Naming, shaming, SI 127 key for market discipline In his 2022 Monetary Policy Statement yesterday, RBZ Governor Dr Mangudya said the facility had fallen prey to some members of the public who were now buying and selling foreign currency instead of buying it for specific needs.

Golden Sibanda
Senior Business Reporter
Naming, shaming and imposing heavy penalties against entities caught abusing funds obtained from the auction will reinforce the platform’s role as the preferred mechanism of distributing scarce forex in the country, analysts say.

As well as meting out heavy penalties against those caught abusing the auction system, the Reserve Bank of Zimbabwe (RBZ) has to date named and shamed a total of 39 errant beneficiaries of the auction system.

In terms of Statutory Instrument (SI) 127 of 2020, the central bank is now empowered to impose heavy penalties, including of up to $1 million on anyone caught violating foreign exchange rules and regulations.

After nearly two decades of economic challenges, Zimbabwe faces acute shortage of forex needed to rebuild its recovering economy, which calls for efficient utilisation of limited hard currency.

RBZ governor Dr John Mangudya said corrective and punitive action had been taken against entities for abusing auction funds, manipulating the exchange rate and violating foreign exchange control rules and regulations.

Dr Mangudya said a cumulative US$1,5 billion has been allotted to beneficiaries since the auction system was operationalised in June last year, helping to stabilise the exchange rate and inflation.

“Of the total of 39 entities, 27 have been fined to date and 12 have been issued with written warnings for aiding or abetting flouting of exchange control rules and regulations,” Dr Mangudya said.

The central bank chief said the punitive measures included prohibitions from participating in the foreign exchange auctions until the full payment of fines imposed or permanent blacklisting from the auction.

Former Monetary Policy Committee Member (MPC) Eddie Cross said the auction system was now the principal and preferred mechanism for distributing scarce foreign currency in the country.

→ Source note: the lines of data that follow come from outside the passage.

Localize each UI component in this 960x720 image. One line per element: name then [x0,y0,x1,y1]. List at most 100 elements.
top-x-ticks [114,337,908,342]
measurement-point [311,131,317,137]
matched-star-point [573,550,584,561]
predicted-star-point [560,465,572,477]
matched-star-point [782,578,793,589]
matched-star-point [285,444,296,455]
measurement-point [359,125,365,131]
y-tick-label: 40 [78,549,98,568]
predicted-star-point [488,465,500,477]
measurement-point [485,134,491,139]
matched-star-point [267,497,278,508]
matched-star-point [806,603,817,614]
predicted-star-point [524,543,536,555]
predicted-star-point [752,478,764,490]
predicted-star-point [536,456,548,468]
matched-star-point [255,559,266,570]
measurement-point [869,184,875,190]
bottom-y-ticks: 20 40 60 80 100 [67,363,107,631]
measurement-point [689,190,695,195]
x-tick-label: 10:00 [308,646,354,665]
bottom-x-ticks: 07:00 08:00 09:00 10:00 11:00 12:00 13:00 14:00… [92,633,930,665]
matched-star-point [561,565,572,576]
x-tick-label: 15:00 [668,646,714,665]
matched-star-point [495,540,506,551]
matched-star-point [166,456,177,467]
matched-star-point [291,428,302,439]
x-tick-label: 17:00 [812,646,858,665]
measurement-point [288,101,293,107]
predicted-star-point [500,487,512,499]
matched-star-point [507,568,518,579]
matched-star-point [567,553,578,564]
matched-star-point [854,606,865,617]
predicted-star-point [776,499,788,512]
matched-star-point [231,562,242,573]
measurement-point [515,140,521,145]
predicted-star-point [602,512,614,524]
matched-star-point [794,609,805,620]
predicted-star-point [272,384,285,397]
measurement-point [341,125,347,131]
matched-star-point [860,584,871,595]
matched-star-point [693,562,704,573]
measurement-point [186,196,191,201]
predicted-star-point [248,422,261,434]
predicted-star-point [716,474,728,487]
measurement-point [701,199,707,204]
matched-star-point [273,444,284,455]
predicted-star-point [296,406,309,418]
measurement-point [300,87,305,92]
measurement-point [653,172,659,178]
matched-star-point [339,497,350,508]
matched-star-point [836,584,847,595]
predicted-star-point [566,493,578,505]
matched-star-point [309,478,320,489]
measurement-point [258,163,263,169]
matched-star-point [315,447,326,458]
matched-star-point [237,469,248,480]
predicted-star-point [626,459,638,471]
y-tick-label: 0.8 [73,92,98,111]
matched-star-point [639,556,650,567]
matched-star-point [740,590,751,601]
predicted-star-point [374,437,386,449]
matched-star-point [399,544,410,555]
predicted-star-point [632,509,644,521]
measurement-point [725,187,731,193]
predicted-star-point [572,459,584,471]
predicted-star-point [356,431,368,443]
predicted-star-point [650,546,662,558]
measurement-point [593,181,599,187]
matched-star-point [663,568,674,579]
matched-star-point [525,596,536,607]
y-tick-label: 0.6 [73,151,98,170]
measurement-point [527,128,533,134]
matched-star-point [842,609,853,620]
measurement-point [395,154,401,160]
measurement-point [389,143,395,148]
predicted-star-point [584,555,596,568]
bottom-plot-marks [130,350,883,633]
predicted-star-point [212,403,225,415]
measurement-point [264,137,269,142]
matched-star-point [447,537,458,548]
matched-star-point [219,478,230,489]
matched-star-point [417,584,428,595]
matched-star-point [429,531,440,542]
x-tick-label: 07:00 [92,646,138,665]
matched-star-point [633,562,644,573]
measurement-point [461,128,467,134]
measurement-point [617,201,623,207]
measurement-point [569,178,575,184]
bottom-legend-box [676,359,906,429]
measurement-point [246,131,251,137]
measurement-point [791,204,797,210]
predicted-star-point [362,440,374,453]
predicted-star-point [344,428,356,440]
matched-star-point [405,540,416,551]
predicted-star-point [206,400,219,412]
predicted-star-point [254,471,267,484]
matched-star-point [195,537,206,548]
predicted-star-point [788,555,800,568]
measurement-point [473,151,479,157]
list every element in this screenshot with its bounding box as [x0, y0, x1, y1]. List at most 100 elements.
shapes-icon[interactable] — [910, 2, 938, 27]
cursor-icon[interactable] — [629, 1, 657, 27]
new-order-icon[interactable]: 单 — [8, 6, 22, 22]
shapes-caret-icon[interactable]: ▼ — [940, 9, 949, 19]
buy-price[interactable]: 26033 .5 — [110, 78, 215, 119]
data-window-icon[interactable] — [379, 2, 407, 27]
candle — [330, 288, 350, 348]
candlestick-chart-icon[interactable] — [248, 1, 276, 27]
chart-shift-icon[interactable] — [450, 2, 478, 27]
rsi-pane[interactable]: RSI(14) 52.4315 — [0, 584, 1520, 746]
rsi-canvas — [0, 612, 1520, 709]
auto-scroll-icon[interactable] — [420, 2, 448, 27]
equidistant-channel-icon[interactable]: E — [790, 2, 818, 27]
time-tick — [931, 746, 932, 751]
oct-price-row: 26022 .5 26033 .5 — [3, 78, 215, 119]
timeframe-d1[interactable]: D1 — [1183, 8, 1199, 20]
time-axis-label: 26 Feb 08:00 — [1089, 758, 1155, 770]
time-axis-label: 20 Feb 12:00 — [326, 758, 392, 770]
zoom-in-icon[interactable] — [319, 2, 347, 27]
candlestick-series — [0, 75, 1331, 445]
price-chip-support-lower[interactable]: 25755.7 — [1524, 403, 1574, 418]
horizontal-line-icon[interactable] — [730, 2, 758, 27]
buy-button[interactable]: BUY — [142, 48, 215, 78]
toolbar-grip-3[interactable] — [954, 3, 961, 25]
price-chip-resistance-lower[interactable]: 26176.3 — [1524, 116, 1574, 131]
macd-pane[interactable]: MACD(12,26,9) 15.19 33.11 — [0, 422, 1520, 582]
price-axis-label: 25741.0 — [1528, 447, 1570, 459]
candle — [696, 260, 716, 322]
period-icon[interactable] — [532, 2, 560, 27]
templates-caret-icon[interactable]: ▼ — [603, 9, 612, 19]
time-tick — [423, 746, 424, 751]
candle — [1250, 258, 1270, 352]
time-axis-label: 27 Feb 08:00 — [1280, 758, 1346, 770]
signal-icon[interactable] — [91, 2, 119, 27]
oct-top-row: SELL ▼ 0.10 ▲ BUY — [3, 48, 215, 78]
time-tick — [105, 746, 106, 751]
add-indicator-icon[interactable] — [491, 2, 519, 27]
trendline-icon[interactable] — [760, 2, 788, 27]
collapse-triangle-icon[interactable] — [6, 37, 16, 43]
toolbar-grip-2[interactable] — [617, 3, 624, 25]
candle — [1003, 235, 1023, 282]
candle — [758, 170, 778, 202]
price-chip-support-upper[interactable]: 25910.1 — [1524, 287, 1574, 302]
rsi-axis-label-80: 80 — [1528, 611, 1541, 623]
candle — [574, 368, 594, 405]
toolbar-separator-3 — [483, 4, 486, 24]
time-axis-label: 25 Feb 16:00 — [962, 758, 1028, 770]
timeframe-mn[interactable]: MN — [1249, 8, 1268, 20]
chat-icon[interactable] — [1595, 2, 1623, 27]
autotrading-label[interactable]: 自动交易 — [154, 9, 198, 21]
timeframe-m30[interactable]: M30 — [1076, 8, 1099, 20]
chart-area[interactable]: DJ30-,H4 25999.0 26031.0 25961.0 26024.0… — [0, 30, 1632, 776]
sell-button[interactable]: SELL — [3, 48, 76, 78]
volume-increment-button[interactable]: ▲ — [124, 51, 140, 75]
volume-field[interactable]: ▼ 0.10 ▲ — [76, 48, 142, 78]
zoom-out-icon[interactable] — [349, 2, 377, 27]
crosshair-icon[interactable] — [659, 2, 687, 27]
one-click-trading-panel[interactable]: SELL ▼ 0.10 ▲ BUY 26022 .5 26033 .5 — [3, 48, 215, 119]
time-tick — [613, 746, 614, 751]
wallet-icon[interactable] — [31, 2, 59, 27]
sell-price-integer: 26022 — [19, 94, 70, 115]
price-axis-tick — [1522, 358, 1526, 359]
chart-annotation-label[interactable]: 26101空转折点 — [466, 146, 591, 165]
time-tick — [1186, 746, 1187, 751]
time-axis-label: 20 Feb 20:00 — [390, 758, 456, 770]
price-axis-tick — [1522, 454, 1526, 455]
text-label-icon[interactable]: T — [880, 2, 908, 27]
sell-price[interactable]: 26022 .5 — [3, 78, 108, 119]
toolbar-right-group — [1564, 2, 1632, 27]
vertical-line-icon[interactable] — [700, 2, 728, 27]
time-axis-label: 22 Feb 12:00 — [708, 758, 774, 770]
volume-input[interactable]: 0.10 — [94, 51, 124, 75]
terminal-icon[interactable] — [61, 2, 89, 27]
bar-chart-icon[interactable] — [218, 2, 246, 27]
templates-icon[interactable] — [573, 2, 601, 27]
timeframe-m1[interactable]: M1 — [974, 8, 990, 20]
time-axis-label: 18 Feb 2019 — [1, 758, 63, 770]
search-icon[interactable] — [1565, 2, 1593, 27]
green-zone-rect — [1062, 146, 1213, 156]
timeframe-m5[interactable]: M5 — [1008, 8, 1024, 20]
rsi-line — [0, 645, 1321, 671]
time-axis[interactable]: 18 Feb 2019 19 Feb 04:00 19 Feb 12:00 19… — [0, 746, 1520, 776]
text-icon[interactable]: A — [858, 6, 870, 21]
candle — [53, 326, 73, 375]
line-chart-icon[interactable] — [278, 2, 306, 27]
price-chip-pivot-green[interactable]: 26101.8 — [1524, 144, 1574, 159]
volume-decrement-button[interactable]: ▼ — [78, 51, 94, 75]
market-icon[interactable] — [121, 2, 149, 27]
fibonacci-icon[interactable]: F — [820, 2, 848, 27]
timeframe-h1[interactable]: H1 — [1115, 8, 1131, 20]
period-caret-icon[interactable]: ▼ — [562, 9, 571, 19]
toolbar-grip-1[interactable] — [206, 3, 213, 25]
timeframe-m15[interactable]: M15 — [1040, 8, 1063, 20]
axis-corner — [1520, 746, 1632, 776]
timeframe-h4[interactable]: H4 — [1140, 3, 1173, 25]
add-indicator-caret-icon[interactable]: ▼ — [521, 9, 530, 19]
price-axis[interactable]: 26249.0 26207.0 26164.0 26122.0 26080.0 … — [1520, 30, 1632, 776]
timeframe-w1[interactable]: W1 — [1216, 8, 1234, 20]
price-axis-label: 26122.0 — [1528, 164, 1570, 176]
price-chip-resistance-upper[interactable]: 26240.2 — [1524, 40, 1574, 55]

As such, he said the central bank was justified in meting out heavy punitive measures, in line with SI 127, against errant companies, which should reinforce the platform’s role in equitable distribution of forex in the country.

“Some companies have been abusing the system by fabricating documents. The Bank has been justified in taking heavy penalties against abusers.

“It is a good move, it reinforces the role of the auction as an allocating mechanism for forex,” he said.

So effective has the forex auction system been that annual inflation, which hit a post dollarisation high of 837 percent in July last year, has reduced to 106,6 percent as of June 2021.

Dr Mangudya is on record saying the bank projects the annual rate of inflation to drop further to below 55 percent this month, and to take a further plunge to under 25 percent by year end.

Inflation has taken an exponential decline on account of stable exchange rate ($85/US$1), stringent monetary targeting framework as well as fiscal consolidation and discipline by the Treasury.

Zimbabwe’s rate of inflation hit an all-time high of 500 billion percent in August 2009, according to the International Monetary Fund (IMF), which wiped out decades of savings for pensioners.

Dr Mangudya said 1 545 entities have benefited from the main auction system, getting US$1,406 billion, since its inception on June 23, 2020. A total of 2 443 small enterprises received US$138 under the SMEs auction.

He said 63 percent of the allotted funds through the auction system were given to importers for raw materials (US$639 million), machinery and equipment (US$281,2 million) and consumables (US$150 million).